May be triggered by local, global, shared, attribute, IPA, indexed constant loads (LDC), and decoupled math.
Misc: A stall reason not covered elsewhere.
Not Selected: Warp was eligible but not selected, because another warp was.
High “not selected” could indicate an opportunity to increase register or shared memory usage (lowering occupancy) without impacting performance. This opens the doors to greater shader complexity or improved quality.
Selected: Warp issued an instruction. Technically not a stall.
Short Scoreboard: Waiting for short latency MIO or RTCORE data dependency.
TEX Throttle: The TEXIN input FIFO is full.
Try issuing fewer texture fetches, surface loads, surface stores, or decoupled math operations.
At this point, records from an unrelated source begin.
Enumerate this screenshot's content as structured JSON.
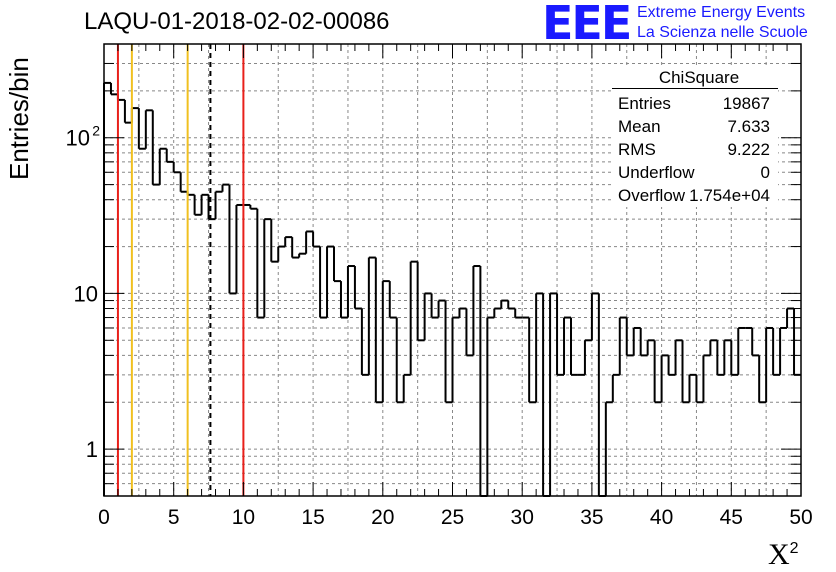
{
  "histogram": {
    "title": "LAQU-01-2018-02-02-00086",
    "logo_text": "EEE",
    "org_line1": "Extreme Energy Events",
    "org_line2": "La Scienza nelle Scuole",
    "stats": {
      "name": "ChiSquare",
      "rows": [
        {
          "label": "Entries",
          "value": "19867"
        },
        {
          "label": "Mean",
          "value": "7.633"
        },
        {
          "label": "RMS",
          "value": "9.222"
        },
        {
          "label": "Underflow",
          "value": "0"
        },
        {
          "label": "Overflow",
          "value": "1.754e+04"
        }
      ]
    }
  },
  "chart_data": {
    "type": "bar",
    "xlabel": "X",
    "xlabel_superscript": "2",
    "ylabel": "Entries/bin",
    "xlim": [
      0,
      50
    ],
    "ylim": [
      0.5,
      400
    ],
    "yscale": "log",
    "grid": true,
    "bin_width": 0.5,
    "x_ticks": [
      "0",
      "5",
      "10",
      "15",
      "20",
      "25",
      "30",
      "35",
      "40",
      "45",
      "50"
    ],
    "y_ticks": [
      {
        "value": 1,
        "label": "1"
      },
      {
        "value": 10,
        "label": "10"
      },
      {
        "value": 100,
        "label": "10",
        "exp": "2"
      }
    ],
    "values": [
      225,
      190,
      175,
      125,
      155,
      85,
      150,
      50,
      85,
      70,
      60,
      45,
      43,
      32,
      43,
      30,
      45,
      50,
      10,
      37,
      37,
      35,
      7,
      30,
      16,
      20,
      23,
      17,
      18,
      25,
      20,
      7,
      20,
      12,
      7,
      15,
      8,
      3,
      17,
      2,
      12,
      7,
      2,
      3,
      16,
      5,
      10,
      7,
      9,
      2,
      7,
      8,
      4,
      15,
      0,
      7,
      8,
      9,
      8,
      7,
      7,
      2,
      10,
      0,
      10,
      3,
      7,
      3,
      3,
      5,
      10,
      0,
      2,
      3,
      7,
      4,
      6,
      4,
      5,
      2,
      4,
      3,
      5,
      2,
      3,
      2,
      4,
      5,
      3,
      5,
      3,
      6,
      6,
      4,
      2,
      6,
      3,
      6,
      8,
      3
    ],
    "vertical_lines": [
      {
        "x": 1,
        "color": "#e8201a",
        "style": "solid"
      },
      {
        "x": 2,
        "color": "#f0c020",
        "style": "solid"
      },
      {
        "x": 6,
        "color": "#f0c020",
        "style": "solid"
      },
      {
        "x": 7.633,
        "color": "#000000",
        "style": "dashed"
      },
      {
        "x": 10,
        "color": "#e8201a",
        "style": "solid"
      }
    ]
  }
}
Check whether the shader is using decoupled math (usually to be avoided).
Consider converting texture lookups or surface loads into global memory lookups (UAVs). Texture can accept 4 threads’ requests per cycle, whereas global accepts 32 threads.
Wait: Waiting for coupled math data dependency (FMA, ALU, FP16+Tensor).
Hot Spots#
Hot spots identify the top locations that have the most hit samples. This listing presents an actionable way of identifying and jumping to high-impact areas of the given report.
Ray Tracing Live State#
Ray Tracing Live State lists ray tracing live state information for ray tracing applications and presents an actionable way of identifying and jumping to high-impact areas of the given report.
Variables initialized before an (HLSL) TraceRay or (GLSL) traceRayEXT call, and used after it, are Live State that need to be maintained across the call while invoking hit and miss shaders. For improved performance, we recommend trying to minimize the amount of live state.
Source Correlation#
The Shader Profiler has the ability to correlate the samples that are gathered to source-level lines. This allows you, as the user, to determine, on a line-by-line basis, how your code is running. There are two types of correlation that are supported: high-level shader language correlation and GPU shader assembly microcode correlation. High-level shader language correlation prepares a listing of your shaders source code, and alongside it, a chart of the samples that landed on each particular line. High-level correlation is effective at grounding you to the code you are most familiar with, which is the shader source itself. For users who have access to the Pro builds of Nsight Graphics, and who wish to dive into the lower-level shader assembly, a disassembly view is provided for individual instruction association of samples. For non-Pro users, the disassembly view still shows instruction-range correlation. Low-level source correlation views allow interleaving of higher-level source code. This can be configured through the Interleaving Mode dropdown menu.